Das Lebenswerk des 2002 verstorbenen Bourdieu zeichnet sich durch die Kontrastierung der Perspektiven aus: Er untersuchte die archaische Gesellschaft eines Berbervolkes in Algerien und analysierte dann mit ethnologisch geschultem Blick die akademische Welt Frankreichs und die «feinen Unterschiede», durch welche sich die Schichten und Milieus gegeneinander abgrenzen.
Auch sein Essay über die Funktion der männlichen Herrschaft lebt vom schnellen Wechsel des Blicks. Die Zuschreibungsverfahren der Berber in der Kabylei, die den häuslichen und öffentlichen Bereich, aber auch alle anderen Angelegenheiten des Lebens in die Opposition von männlich und weiblich einteilen, können von den Mitgliedern der hoch entwickelten Industriegesellschaft mühelos nachvollzogen und fortgeschrieben werden: hell/dunkel, weich/hart, innen/außen – wer könnte da nicht auf
Anhieb den einen Part dem weiblichen, den anderen dem männlichen Geschlecht zuordnen. Die ethnologische Beschreibung dieser entlegenen sozialen Welt funktioniert, so Bourdieu, «wie eine Art Detektor noch so schwacher Spuren und unzusammenhängender Bruchstücke» androzentrischer (männerzentrierter) Weltsicht. Sie kann, da hier der nötige Abstand zum Gegenstand der Forschung gesichert ist, dazu dienen, eine «historische Archäologie des Unbewußten» zu erstellen.
Ein zynisches Raster
Unbewusste, aber historisch erworbene Wahrnehmungsschemata, die in einem «ganz alten und archaischen Zustand unserer Gesellschaft konstruiert wurden», prägen Mann und Frau von heute noch immer. Tief in den Körper eingedrungen sind die Muster, welche die soziale Ungleichheit zwischen Mann und Frau begründen und aufrechterhalten. Bourdieu legt überzeugend dar, dass diese Muster nicht natürlich sind, sondern historisch bedingt. Sie sind das Ergebnis kontinuierlicher sozialer Arbeitsleistungen.
Die erkenntnistheoretische Schwierigkeit (man könnte aber auch sagen: der Zynismus) besteht darin, dass Männer wie Frauen Denkschemata anwenden, welche die soziale Welt erzeugt – die dann als natürlich und gegeben erscheint. «Es ist die Besonderheit der Herrschenden, daß sie in der Lage sind, ihrer besonderen Seinsweise die Anerkennung zu verschaffen, die Seinsweise schlechthin zu sein», analysiert der Soziologe pointiert.

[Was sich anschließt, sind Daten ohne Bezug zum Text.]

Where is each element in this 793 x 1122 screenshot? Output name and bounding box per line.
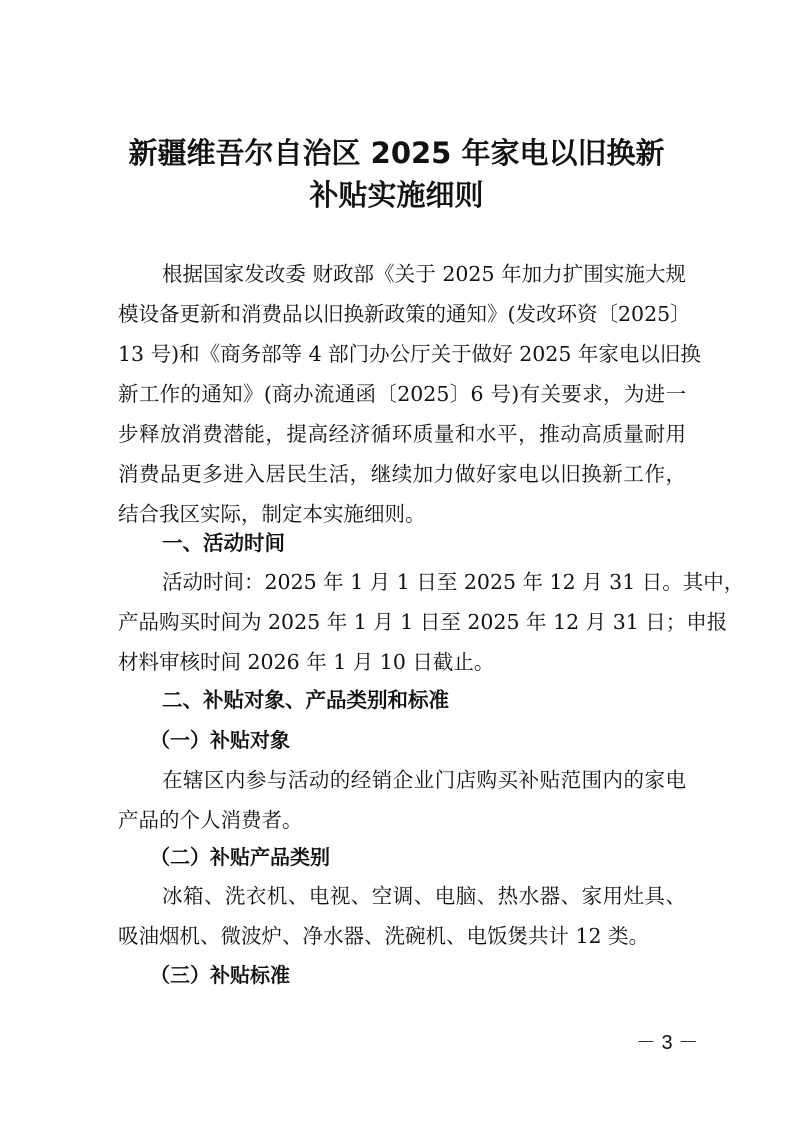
subsection-heading-product-categories: （二）补贴产品类别 bbox=[150, 843, 330, 871]
section-heading-subsidy: 二、补贴对象、产品类别和标准 bbox=[162, 686, 449, 714]
subsection-heading-subsidy-target: （一）补贴对象 bbox=[150, 726, 290, 754]
intro-paragraph-line: 模设备更新和消费品以旧换新政策的通知》(发改环资〔2025〕 bbox=[118, 300, 686, 328]
section-heading-activity-time: 一、活动时间 bbox=[162, 529, 285, 557]
intro-paragraph-line: 消费品更多进入居民生活，继续加力做好家电以旧换新工作， bbox=[118, 460, 686, 488]
intro-paragraph-line: 新工作的通知》(商办流通函〔2025〕6 号)有关要求，为进一 bbox=[118, 380, 686, 408]
section-1-line: 材料审核时间 2026 年 1 月 10 日截止。 bbox=[118, 648, 686, 676]
subsection-2-line: 冰箱、洗衣机、电视、空调、电脑、热水器、家用灶具、 bbox=[162, 882, 686, 910]
section-1-line: 活动时间：2025 年 1 月 1 日至 2025 年 12 月 31 日。其中… bbox=[162, 568, 686, 596]
intro-paragraph-line: 13 号)和《商务部等 4 部门办公厅关于做好 2025 年家电以旧换 bbox=[118, 340, 686, 368]
intro-paragraph-line: 步释放消费潜能，提高经济循环质量和水平，推动高质量耐用 bbox=[118, 420, 686, 448]
section-1-line: 产品购买时间为 2025 年 1 月 1 日至 2025 年 12 月 31 日… bbox=[118, 608, 686, 636]
subsection-2-line: 吸油烟机、微波炉、净水器、洗碗机、电饭煲共计 12 类。 bbox=[118, 922, 686, 950]
subsection-1-line: 产品的个人消费者。 bbox=[118, 806, 686, 834]
intro-paragraph-line: 根据国家发改委 财政部《关于 2025 年加力扩围实施大规 bbox=[162, 260, 686, 288]
intro-paragraph-line: 结合我区实际，制定本实施细则。 bbox=[118, 500, 686, 528]
document-title-line-1: 新疆维吾尔自治区 2025 年家电以旧换新 bbox=[0, 131, 793, 172]
subsection-heading-subsidy-standard: （三）补贴标准 bbox=[150, 961, 290, 989]
subsection-1-line: 在辖区内参与活动的经销企业门店购买补贴范围内的家电 bbox=[162, 766, 686, 794]
document-title-line-2: 补贴实施细则 bbox=[0, 173, 793, 214]
page-number: － 3 － bbox=[636, 1026, 698, 1055]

Es ist weniger die bewusste Willensanstrengung, die zu Veränderungen führt, als vielmehr – die Frauenbewegung der siebziger Jahre wusste das noch – der Umgang mit dem Körper: Die Körperbilder sollten sich ändern. Ein Blick auf die sexualisierte Werbung und das Straßenbild zeigt, wie weit wir uns von diesen Einsichten entfernt haben.
Sehr bedenkenswert sind Bourdieus Überlegungen zum Berufsleben. Zwar haben sich die Möglichkeiten für Frauen in westlichen Gesellschaften immens erweitert, die Strukturen sind dennoch erhalten geblieben. Männer definieren ihre Männlichkeit nach wie vor über die Abgrenzung zu denjenigen Eigenschaften, die sie als weiblich abwerten. Deshalb dient eine Verteidigung männlicher Bastionen im Beruf auch als Bestätigung der eigenen Männlichkeit. Wie hoch oder niedrig der Frauenanteil in einem Beruf ist, gibt Aufschluss darüber, ob das Ansehen dieses Berufes im Sinken oder im Steigen begriffen ist.
Das Journal
Männliche Muster überall
Irreführend ist allerdings die Bemerkung, mit der auf dem Umschlag des Buches um die deutsche Leserschaft geworben wird: «Ein Mann beschäftigt sich mit der Ungleichheit der Geschlechter. Doch der Soziologe Pierre Bourdieu tut dies nicht, um den Feminismus unter männliche Dominanz zu bringen, sondern um zu zeigen, daß männliche Herrschaft eine besondere, politisch wie ökonomisch wichtige Form symbolischer Herrschaft darstellt.»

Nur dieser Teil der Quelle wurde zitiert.